The full HD display on the Envy 17 3D is definitely one of the highlights of the machine. The ultra bright panel and wide viewing angles make for glorious movie watching, and while you will notice some reflections on the glossy panel, with the lights off or the 3D glasses on, they all but disappear.
3D is provided via AMD Radeon’s preferred third party software DDD (Dynamic Digital Depth) TriDef 3D. We saw this technology previously in our Samsung 700G7A review and were impressed by the depth of the stereoscopic effect and the crisp image quality. The Envy 17 3D was no different, with our test movie, a 3D Blu-ray Cloudy With a Chance of Meatballs, providing an excellent visual experience with no ghosting issues or video lag.
HP supplies their own 3D Active Shutter glasses with the Envy 17 3D. A soft, suede, carrying pouch is also included. The glasses themselves felt a bit bulky, and reminded us of the protective lab goggles we wore in chemistry classes in our school days but, having said that, they do sit comfortably, and seemed especially well fitted for those wearing glasses. One thing you may or may not like is that the glasses are powered by a small watch battery, without any option for USB recharging. On the one hand, this means they last longer and you won’t need to recharge them after every movie; but on the other hand, be prepared to keep some spare batteries around when they inevitably run out of juice halfway through your movie.
To complement the visual experience, HP has loaded the Envy 17 3D with two front facing speakers and a Triple Bass Reflex subwoofer for some booming audio. Bass lovers will definitely appreciate the sound here; the low frequencies were well reproduced, and this is certainly one of the better notebook subwoofers we've heard.
If you're somewhere where you can't crank up the volume, plug in some good quality headphones and make the most of HP’s collaboration with Beats.

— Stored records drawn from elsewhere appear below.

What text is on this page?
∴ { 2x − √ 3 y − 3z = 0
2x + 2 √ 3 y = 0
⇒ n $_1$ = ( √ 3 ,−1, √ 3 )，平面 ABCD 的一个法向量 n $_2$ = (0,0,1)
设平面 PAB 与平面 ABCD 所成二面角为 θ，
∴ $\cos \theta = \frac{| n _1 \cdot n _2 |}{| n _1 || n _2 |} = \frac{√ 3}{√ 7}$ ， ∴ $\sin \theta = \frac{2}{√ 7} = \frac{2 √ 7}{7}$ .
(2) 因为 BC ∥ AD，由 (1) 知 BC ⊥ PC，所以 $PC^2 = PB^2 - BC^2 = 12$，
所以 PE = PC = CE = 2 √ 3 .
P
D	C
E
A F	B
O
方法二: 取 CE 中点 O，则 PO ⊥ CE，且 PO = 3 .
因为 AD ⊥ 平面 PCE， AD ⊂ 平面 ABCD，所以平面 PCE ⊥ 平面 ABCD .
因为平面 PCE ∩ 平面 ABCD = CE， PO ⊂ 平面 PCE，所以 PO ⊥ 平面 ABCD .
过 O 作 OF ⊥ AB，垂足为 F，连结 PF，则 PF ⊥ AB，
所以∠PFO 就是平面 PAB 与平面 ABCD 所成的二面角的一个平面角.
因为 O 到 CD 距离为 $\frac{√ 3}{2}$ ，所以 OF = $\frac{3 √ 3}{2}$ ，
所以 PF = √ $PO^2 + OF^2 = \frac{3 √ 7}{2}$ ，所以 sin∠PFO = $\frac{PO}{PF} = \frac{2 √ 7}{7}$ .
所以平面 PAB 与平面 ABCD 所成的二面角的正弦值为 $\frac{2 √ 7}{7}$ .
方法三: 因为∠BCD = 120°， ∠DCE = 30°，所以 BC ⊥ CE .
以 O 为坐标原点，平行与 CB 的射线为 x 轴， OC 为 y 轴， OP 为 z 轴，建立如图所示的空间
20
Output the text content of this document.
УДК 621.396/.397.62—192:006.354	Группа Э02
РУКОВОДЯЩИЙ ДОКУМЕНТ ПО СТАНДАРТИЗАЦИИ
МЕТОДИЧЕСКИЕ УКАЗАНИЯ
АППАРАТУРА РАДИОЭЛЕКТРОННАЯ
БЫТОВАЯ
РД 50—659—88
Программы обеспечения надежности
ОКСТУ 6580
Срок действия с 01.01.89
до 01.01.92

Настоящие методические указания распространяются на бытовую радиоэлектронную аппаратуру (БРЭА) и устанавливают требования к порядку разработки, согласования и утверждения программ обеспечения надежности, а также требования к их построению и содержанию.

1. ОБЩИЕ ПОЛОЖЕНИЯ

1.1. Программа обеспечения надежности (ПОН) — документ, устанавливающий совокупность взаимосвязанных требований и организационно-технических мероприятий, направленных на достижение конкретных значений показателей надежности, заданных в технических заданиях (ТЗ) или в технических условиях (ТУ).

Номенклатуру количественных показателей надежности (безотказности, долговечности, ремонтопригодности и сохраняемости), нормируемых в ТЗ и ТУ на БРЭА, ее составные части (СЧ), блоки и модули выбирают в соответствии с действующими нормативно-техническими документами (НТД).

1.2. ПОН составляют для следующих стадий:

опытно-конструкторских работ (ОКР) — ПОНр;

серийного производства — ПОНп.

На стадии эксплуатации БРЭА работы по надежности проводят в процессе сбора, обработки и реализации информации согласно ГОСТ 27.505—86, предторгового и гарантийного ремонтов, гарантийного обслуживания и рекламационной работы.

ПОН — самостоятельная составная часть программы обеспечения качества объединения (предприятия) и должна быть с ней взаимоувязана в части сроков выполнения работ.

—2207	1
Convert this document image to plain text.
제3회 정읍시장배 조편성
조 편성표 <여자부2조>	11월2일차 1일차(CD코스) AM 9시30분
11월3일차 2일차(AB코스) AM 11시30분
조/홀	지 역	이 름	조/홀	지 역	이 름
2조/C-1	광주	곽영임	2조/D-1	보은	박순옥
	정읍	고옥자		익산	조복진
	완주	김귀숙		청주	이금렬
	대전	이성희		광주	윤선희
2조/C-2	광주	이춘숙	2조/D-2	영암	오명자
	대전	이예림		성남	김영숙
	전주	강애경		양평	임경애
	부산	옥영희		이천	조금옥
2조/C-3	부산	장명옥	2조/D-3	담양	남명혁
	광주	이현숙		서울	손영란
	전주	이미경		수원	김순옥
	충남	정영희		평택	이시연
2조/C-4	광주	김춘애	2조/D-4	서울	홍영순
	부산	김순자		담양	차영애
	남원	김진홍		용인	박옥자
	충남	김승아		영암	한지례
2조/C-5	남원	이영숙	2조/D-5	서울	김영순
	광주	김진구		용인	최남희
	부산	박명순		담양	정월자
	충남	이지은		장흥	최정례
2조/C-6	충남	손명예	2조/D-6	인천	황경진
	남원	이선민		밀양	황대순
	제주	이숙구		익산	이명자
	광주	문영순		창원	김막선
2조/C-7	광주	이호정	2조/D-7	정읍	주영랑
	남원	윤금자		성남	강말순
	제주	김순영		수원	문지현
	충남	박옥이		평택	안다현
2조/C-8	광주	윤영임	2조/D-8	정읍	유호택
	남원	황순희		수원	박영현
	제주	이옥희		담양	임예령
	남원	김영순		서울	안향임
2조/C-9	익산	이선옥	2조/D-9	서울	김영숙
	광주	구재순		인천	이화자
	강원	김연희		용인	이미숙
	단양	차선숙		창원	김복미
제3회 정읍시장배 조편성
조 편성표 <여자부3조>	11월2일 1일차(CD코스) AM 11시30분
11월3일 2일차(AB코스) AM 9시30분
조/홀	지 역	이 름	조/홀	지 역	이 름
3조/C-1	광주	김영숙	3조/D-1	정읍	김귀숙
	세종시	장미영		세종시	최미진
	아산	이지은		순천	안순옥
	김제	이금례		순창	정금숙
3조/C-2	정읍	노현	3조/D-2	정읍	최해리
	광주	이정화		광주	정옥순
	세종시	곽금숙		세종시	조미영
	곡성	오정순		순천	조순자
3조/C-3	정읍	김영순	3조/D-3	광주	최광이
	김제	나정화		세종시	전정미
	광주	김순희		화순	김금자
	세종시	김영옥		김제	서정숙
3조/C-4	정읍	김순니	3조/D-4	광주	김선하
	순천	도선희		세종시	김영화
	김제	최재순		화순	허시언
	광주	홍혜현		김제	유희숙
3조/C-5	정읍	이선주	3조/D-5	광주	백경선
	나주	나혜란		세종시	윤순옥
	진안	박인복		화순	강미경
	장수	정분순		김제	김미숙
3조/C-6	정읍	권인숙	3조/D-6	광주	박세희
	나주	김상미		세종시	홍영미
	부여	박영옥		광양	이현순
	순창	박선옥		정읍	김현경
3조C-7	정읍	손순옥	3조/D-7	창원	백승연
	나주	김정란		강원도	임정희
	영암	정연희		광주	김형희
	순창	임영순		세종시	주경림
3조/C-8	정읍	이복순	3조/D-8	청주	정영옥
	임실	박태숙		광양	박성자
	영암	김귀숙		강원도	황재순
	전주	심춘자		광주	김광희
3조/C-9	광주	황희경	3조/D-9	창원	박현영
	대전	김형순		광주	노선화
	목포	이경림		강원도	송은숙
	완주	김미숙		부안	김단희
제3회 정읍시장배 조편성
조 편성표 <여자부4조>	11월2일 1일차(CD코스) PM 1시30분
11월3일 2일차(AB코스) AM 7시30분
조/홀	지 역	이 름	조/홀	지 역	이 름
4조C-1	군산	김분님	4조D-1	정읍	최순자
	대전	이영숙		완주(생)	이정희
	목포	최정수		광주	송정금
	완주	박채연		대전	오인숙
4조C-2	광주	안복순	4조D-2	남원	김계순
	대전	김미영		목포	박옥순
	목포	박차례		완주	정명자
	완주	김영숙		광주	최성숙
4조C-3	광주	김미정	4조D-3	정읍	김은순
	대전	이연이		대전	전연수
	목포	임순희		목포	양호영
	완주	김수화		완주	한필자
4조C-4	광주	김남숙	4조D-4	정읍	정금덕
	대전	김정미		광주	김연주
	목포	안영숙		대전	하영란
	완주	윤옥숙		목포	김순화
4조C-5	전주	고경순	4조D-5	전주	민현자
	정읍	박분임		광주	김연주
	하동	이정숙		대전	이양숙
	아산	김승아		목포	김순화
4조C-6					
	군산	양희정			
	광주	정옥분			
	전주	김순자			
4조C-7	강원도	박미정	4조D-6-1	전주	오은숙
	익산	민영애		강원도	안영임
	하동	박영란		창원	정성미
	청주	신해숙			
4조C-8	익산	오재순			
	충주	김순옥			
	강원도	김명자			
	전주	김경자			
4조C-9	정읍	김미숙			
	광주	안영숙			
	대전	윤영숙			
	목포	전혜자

According to HP, “the audio driver has been tuned to get better sound reproduction out of the audio jack and is shielded to reduce interference.” Now, we’re normally skeptical of 'waffly' marketing gimmicks like this, but honestly, using our Audio-Technica ES-7 headphones (which aren’t even audiophile quality), we did notice some improvements compared against other audio players. Again, low-end frequencies seemed particularly crisp.